Our specialist criminal lawyers have hand selected the best leading psychologists and psychiatrists in Australia who produce powerful and compelling reports to the Judge. Your senior lawyer will refer you to the best suited expert required for your case, then tailor a number of detailed questions for the expert to answer and incorporate into your final report.
Maximum penalty
The maximum penalty that the District Court can impose for this offence is up to 14 years imprisonment. The Courts generally do not give out maximum punishments, in fact, the maximum is reserved for the most serious offenders. The courts like to avoid full time prison where possible and only impose prison as a measure of last resort.

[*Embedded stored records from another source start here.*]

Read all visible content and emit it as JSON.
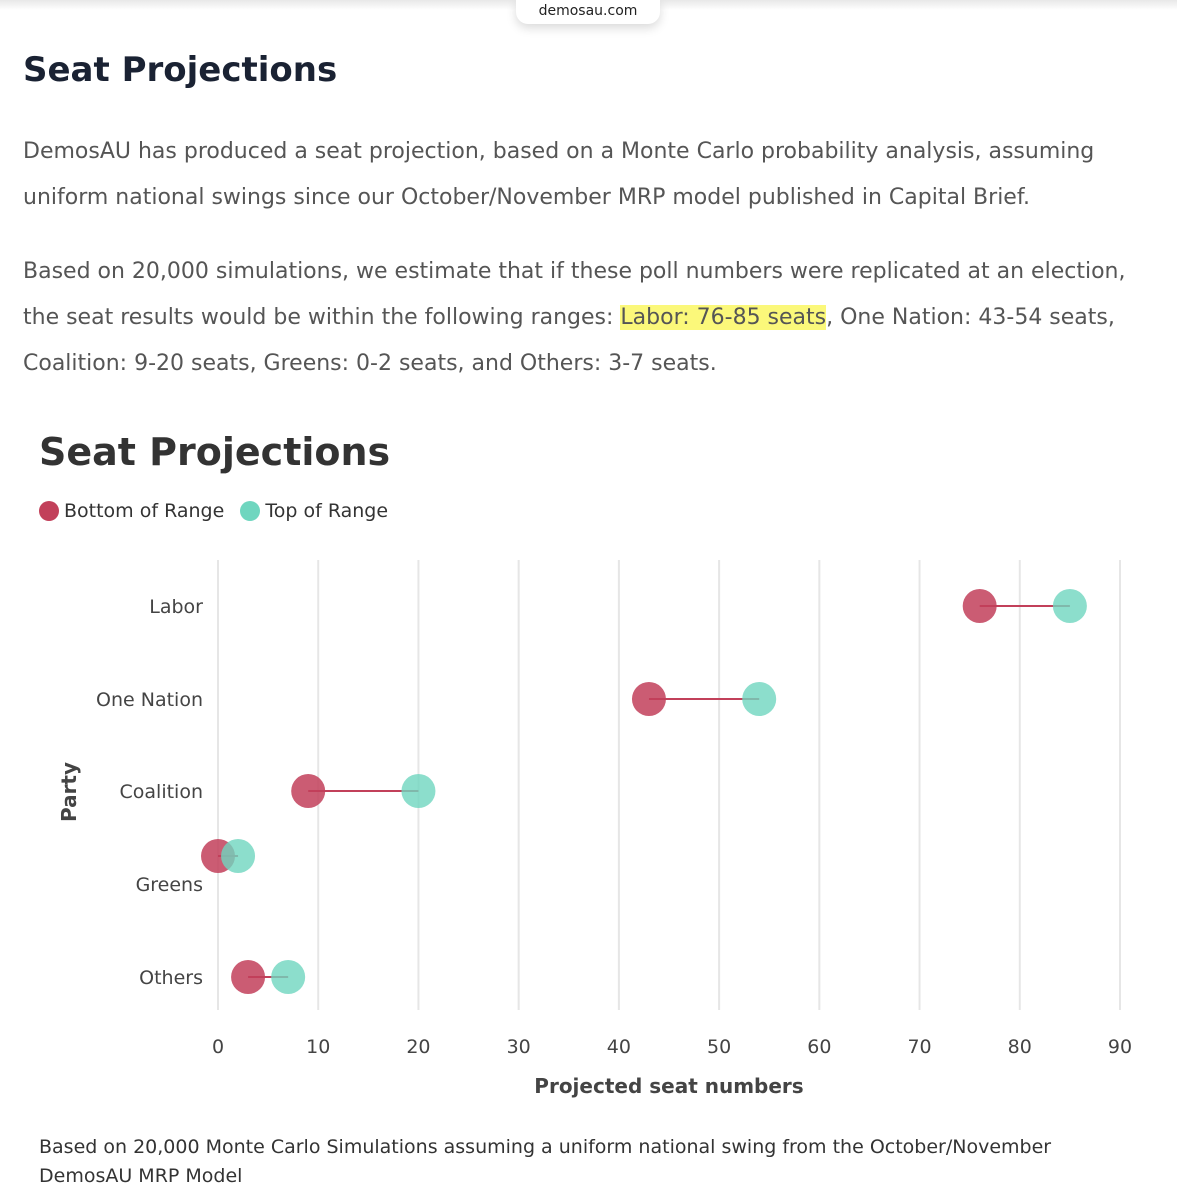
{
  "browser": {
    "url": "demosau.com"
  },
  "article": {
    "title": "Seat Projections",
    "paragraph1": "DemosAU has produced a seat projection, based on a Monte Carlo probability analysis, assuming uniform national swings since our October/November MRP model published in Capital Brief.",
    "paragraph2_before": "Based on 20,000 simulations, we estimate that if these poll numbers were replicated at an election, the seat results would be within the following ranges: ",
    "paragraph2_highlight": "Labor: 76-85 seats",
    "paragraph2_after": ", One Nation: 43-54 seats, Coalition: 9-20 seats, Greens: 0-2 seats, and Others: 3-7 seats.",
    "highlight_color": "#fbf87a"
  },
  "legend": {
    "bottom_label": "Bottom of Range",
    "top_label": "Top of Range"
  },
  "colors": {
    "bottom": "#c2405a",
    "top": "#6fd6bf",
    "connector": "#c2405a",
    "grid": "#e6e6e6"
  },
  "chart_data": {
    "type": "scatter",
    "title": "Seat Projections",
    "xlabel": "Projected seat numbers",
    "ylabel": "Party",
    "xlim": [
      0,
      90
    ],
    "xticks": [
      0,
      10,
      20,
      30,
      40,
      50,
      60,
      70,
      80,
      90
    ],
    "categories": [
      "Labor",
      "One Nation",
      "Coalition",
      "Greens",
      "Others"
    ],
    "series": [
      {
        "name": "Bottom of Range",
        "values": [
          76,
          43,
          9,
          0,
          3
        ]
      },
      {
        "name": "Top of Range",
        "values": [
          85,
          54,
          20,
          2,
          7
        ]
      }
    ],
    "grid": true,
    "legend_position": "top-left"
  },
  "caption": "Based on 20,000 Monte Carlo Simulations assuming a uniform national swing from the October/November DemosAU MRP Model"
}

Below are other options of punishment the Judge can give.
Types of penalties
There are many penalty options available other than full time imprisonment.
The type of punishment you end up getting depends mainly depends on the factors explained above.
Penalties the court can impose on you include any one of the following:
- Section 10 Dismissal
- Conditional Release Order
- Fine
- Community Correction Order
- Intensive Correction Order
- Full Time Imprisonment
Our highly experienced Sydney criminal defence lawyers are extremely well versed with the law on aggravated break and enter. They regularly appear in court with exceptional results, which include section 10 non convictions and getting charges dropped or downgraded. Their experience and determination have seen them attain a proven high success rate in and out of court with a focus on first negotiating to drop your charges.
FAQ
This is where you break and enter into a house or building where you then commit any criminal offence (as long as the offence you commit once inside is one that carries a penalty of 5 years or more imprisonment i.e. stealing), in circumstances of aggravation.